The opinion of the court was delivered by: VANARTSDALEN
VANARTSDALEN, District Judge.
This is a motion to dismiss a Civil Rights action brought under 42 U.S.C. § 1983 against the City of Philadelphia and certain police officers who allegedly assaulted the plaintiff causing him numerous injuries. The alleged assault occurred August 20, 1965, at or about the time the plaintiff was arrested by the police officers. The plaintiff filed his complaint in federal court on August 16, 1967, but the praecipe to issue a summons was not filed until December 4, 1967, and service was not made until December 14, 1967.
It is well established that a municipality is not a "person" within the contemplation of the Civil Rights Act and thus the City of Philadelphia is not amenable to suit. Monroe v. Pape, 365 U.S. 167, 81 S. Ct. 473, 5 L. Ed. 2d 492 (1961), cited as controlling in United States ex rel. Gittlemacker v. County of Philadelphia, 413 F.2d 84, 86 (3rd Cir. 1969).
The other named defendants, who have been served in this case, are police officers who claim that no cause of action has been stated against them. It is settled that a private citizen who has been assaulted by a police officer can state a claim for relief under Section 1983 of the Civil Rights Act. Monroe v. Pape, 365 U.S. 167, 81 S. Ct. 473, 5 L. Ed. 2d 492 (1961); Selico v. Jackson, 201 F. Supp. 475 (D.C. Cal. 1962). In this case the plaintiff's allegations state a sufficient claim.
The defendants also assert that plaintiff's cause of action should be dismissed because the statute of limitations ran prior to plaintiff's commencing suit. While the applicable statute of limitations period in this case is the two year period provided under Pennsylvania law for personal injury actions [12 P.S. § 34 (1953)], the application of that period to the facts of this case is governed by federal law.
"In an action under the civil rights statute, while state law controls as to the time within which an action must be begun, the manner in which it is commenced and when it is deemed to have begun, being procedural and not substantive, is covered by the Federal Rules of Civil Procedure." Jackson v. Duke, 259 F.2d 3, 6 (5th Cir. 1958); quoted in 2 Moore's Federal Practice, p. 784, P 3.07 [4.-3-2]; cited as controlling in McGuire v. Baker, 421 F.2d 895 (5th Cir. 1970); see O'Sullivan v. Felix, 233 U.S. 318, 34 S. Ct. 596, 58 L. Ed. 980 (1914).
Since in this case the complaint was filed within the two year period following the injury but service was not made until four months after the period had run, the issue is whether filing the complaint without service would commence the action thereby tolling the statute. The federal procedural rule on this question was stated in Newberg v. American Dryer Corporation, 195 F. Supp. 345 (E.D. Pa. 1961).

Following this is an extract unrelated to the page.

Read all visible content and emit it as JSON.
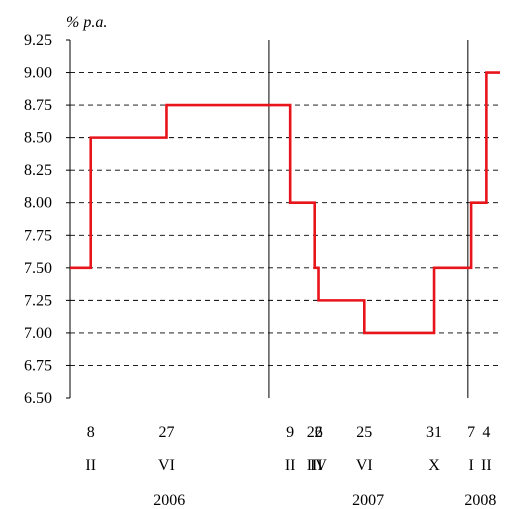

"The general rule, of course, is stated in the plain words of Rule 3, Fed. R. Civ. P. that a civil action is commenced by filing a complaint with the court. When a federal matter or cause of action is involved, the cases have uniformly held that an action is deemed commenced at the time the complaint is filed. 2 Moore's Federal Practice, p. 783, P 3.07 [4.-3-2] (2d ed. 1960)." Id. at 351.
Thus, under the facts of this case, plaintiff's cause of action is not barred by the running of the statute of limitations since the complaint was filed on August 16, 1967, commencing the action within the two year period.
The defendants also contend that this action should be dismissed because the plaintiff was guilty of laches in delaying service on the defendants until four months after the complaint was filed. However, it is well established that the claim of laches requires proof of (1) lack of diligence by the party against whom the defense is asserted, and (2) prejudice to the party asserting the defense. Costello v. United States, 365 U.S. 265, 282, 81 S. Ct. 534, 5 L. Ed. 2d 551 (1960) citing Gardner v. Panama R. Co., 342 U.S. 29, 31, 72 S. Ct. 12, 96 L. Ed. 31 (1951); Southern Pacific Co. v. Bogert, 250 U.S. 483, 488-490, 39 S. Ct. 533, 63 L. Ed. 1099 (1919); Galliher v. Cadwell, 145 U.S. 368, 372, 12 S. Ct. 873, 36 L. Ed. 738 (1892). This court need not reach the question of whether a four month delay in making service after the running of the statute of limitations is a lack of diligence sufficient to invoke the defense of laches because there is no allegation or assertion that the defendants have suffered any prejudice due to the delay. Thus as to the defendants who were served on December 14, 1967, the defense of laches is not available because they have failed to establish prejudice.
This court finds, however, that the plaintiff is guilty of laches as to those defendants listed as John Does who have not yet been served. The delay in serving these defendants for five and a half years after the time of injury is a lack of diligence which would of necessity be prejudicial to these defendants. This delay is particularly unjustified in view of the fact that the record does not evidence any effort by the plaintiff to discover the identity of these defendants in order to effectuate service.